Magdalena Abakanowicz
Bambini, 1998-2007
ceramic, 38 × 109 × 25 cm each one (7 figures)
The Bambini donated by Magdalena Abakanowicz to the Foundation – at the end of her solo exhibition in 2009 – belong to a series of her works in which the artist gives shape to "“vaguely human and decidedly uneasy figures. The harbinger of these images can be traced back to a pre-socialist Poland caught up in the bloody events of the Second World War. The revolution imported by the Bolsheviks was above all, in fact, a consequence of the conflict that Hitler unleashed with a first attack on the Danzig Corridor. It was said at the time that the dictator had wanted to bring a carriage filled with boys and girls with Aryan features from Poland to Germany: orphans, or alleged to be, these young people were abducted from their homeland to be turned into perfect Germans.
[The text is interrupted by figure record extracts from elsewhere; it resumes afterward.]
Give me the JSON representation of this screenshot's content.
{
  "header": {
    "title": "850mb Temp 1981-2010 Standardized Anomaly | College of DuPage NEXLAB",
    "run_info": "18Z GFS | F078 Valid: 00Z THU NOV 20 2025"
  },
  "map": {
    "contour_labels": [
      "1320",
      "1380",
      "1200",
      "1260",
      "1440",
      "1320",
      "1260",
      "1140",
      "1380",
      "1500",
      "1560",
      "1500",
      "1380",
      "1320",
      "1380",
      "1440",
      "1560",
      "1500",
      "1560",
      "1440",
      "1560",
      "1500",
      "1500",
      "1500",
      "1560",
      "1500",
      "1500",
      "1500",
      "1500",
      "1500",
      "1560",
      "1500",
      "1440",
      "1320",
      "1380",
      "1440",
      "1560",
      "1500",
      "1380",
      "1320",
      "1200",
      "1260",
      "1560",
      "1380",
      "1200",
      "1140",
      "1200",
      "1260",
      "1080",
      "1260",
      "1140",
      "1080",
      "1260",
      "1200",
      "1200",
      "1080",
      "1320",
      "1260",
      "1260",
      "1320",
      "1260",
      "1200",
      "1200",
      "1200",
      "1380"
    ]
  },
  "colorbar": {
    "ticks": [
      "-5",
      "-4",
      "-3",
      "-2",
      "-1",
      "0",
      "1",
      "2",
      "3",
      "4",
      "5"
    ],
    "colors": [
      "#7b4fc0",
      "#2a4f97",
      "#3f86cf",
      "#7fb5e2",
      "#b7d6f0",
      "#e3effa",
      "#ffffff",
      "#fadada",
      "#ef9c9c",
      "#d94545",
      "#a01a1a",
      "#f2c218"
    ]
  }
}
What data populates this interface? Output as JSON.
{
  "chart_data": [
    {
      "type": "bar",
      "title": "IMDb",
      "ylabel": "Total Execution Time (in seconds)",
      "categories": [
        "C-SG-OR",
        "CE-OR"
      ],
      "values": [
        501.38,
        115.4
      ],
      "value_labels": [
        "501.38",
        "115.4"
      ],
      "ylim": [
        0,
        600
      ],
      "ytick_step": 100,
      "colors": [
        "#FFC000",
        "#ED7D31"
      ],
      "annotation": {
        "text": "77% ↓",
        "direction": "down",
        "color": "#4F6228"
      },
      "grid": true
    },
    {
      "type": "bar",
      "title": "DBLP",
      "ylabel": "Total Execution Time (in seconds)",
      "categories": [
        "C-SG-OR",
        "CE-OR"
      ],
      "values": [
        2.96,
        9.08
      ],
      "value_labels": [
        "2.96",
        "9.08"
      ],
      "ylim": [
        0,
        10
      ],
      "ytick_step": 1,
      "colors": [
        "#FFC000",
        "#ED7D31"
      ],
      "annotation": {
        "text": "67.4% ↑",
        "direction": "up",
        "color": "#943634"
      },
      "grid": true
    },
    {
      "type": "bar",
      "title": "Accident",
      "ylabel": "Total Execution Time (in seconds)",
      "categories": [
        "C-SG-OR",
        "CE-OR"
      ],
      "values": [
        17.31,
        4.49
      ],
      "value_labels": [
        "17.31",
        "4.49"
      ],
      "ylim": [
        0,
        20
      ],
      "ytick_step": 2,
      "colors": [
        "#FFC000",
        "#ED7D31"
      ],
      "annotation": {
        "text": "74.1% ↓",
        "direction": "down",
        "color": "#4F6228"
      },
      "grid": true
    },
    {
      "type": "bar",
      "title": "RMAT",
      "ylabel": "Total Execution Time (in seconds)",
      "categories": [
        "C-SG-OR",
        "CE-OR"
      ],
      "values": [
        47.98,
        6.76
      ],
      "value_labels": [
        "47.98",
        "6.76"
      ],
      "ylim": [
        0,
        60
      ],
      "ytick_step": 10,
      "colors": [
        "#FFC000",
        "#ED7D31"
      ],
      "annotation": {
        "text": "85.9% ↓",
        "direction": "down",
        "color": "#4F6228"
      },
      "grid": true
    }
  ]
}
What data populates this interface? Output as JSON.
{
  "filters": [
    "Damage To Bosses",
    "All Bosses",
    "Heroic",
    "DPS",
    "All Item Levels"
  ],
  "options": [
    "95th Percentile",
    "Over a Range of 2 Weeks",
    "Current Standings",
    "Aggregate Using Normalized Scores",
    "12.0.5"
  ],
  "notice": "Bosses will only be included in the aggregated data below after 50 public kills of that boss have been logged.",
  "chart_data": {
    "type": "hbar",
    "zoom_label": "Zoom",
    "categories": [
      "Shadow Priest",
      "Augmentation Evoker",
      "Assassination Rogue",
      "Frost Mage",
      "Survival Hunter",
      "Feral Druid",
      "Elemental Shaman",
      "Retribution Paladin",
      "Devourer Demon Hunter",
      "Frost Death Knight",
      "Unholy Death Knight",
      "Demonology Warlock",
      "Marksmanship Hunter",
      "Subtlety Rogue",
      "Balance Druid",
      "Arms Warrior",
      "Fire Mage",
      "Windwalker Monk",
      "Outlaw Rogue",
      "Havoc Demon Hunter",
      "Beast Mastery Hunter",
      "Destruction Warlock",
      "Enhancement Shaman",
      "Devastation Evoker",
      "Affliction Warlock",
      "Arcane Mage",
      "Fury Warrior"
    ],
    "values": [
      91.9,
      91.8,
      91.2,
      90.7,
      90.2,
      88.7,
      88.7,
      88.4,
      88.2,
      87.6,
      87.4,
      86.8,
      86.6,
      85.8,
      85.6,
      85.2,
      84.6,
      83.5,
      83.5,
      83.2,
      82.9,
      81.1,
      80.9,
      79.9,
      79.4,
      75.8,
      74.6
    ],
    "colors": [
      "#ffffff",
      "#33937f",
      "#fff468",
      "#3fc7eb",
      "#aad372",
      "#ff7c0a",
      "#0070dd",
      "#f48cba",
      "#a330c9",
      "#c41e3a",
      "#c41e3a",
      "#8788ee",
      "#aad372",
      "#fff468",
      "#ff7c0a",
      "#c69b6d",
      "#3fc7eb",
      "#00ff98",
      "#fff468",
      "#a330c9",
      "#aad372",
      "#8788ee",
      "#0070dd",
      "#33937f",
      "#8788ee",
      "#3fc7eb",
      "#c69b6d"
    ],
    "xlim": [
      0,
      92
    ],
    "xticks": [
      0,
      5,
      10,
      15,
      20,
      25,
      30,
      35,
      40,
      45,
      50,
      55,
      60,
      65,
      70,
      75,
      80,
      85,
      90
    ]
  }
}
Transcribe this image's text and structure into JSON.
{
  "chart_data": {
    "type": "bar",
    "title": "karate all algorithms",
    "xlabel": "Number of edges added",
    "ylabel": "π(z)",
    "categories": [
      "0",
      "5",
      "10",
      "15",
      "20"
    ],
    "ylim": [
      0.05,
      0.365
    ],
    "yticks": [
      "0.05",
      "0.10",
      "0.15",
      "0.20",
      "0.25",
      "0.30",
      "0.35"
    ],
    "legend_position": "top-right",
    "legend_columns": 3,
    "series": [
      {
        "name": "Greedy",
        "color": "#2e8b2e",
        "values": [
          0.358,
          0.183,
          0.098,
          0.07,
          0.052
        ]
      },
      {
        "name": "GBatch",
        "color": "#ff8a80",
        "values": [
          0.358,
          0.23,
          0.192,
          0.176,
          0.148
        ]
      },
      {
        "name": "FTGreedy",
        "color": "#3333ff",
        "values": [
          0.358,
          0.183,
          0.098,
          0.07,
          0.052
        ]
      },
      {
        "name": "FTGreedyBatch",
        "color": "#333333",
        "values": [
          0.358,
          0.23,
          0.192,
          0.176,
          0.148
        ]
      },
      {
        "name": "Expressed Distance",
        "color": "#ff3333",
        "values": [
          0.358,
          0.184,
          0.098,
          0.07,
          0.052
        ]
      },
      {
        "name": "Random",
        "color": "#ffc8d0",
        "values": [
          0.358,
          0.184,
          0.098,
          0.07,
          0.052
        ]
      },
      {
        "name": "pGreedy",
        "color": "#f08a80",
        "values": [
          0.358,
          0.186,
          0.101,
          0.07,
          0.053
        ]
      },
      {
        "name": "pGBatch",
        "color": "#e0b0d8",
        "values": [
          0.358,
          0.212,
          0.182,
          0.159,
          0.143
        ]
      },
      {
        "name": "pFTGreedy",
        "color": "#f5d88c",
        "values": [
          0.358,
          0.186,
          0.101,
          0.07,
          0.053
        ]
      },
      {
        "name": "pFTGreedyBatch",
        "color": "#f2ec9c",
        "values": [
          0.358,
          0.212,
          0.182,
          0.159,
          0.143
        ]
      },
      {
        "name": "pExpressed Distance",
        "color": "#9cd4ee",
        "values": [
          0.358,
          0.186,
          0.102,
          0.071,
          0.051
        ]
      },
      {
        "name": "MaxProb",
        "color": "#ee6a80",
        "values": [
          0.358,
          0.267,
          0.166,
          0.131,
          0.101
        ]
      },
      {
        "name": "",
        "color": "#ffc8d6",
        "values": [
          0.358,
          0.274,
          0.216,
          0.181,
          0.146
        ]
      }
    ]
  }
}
But as the brutality of life and the circumstances would have it, those splendid human specimens froze to death during the icy night on which they made their journey. The next morning, when the doors of the carriage were opened, their stiff bodies tumbled out like ninepins. This scene, even if only imagined on the basis of someone else’s account, became a seed for the colonies of Ragazzi, Bambini, Puellae (the titles are in Italian and Latin) and for the platoons of helpless, weather-beaten individuals in general, initially made out of natural fibre and then many other materials, that play an essential part in Magdalena Abakanowicz’s sculpture. We see them as armies of rags or as living dead, as beings that are no longer intact — their bodies often no longer have heads or lack some other peripheral part. [...] In the series of Magdalena’s sculptures, figures do not represent Jews on their way to the gas chamber nor soldiers returning from defeat. They are not narrations of a particular story but recount the suffering of every war and every situation in which oppression and violence is inflicted on the weak. They are masses or rather clusters of people that commemorate any possible holocaust, from the Shoah of the Jews to the internees of communism and the victims of wars of religion. They are also individuals, in flight, stripped of everything except the material of which they are made".
from: Magdalena Abakanowicz. Space to Experience, exhibition catalogue, edited by A. Vettese, Milano, Fondazione Arnaldo Pomodoro, 2009, pp. 39-40.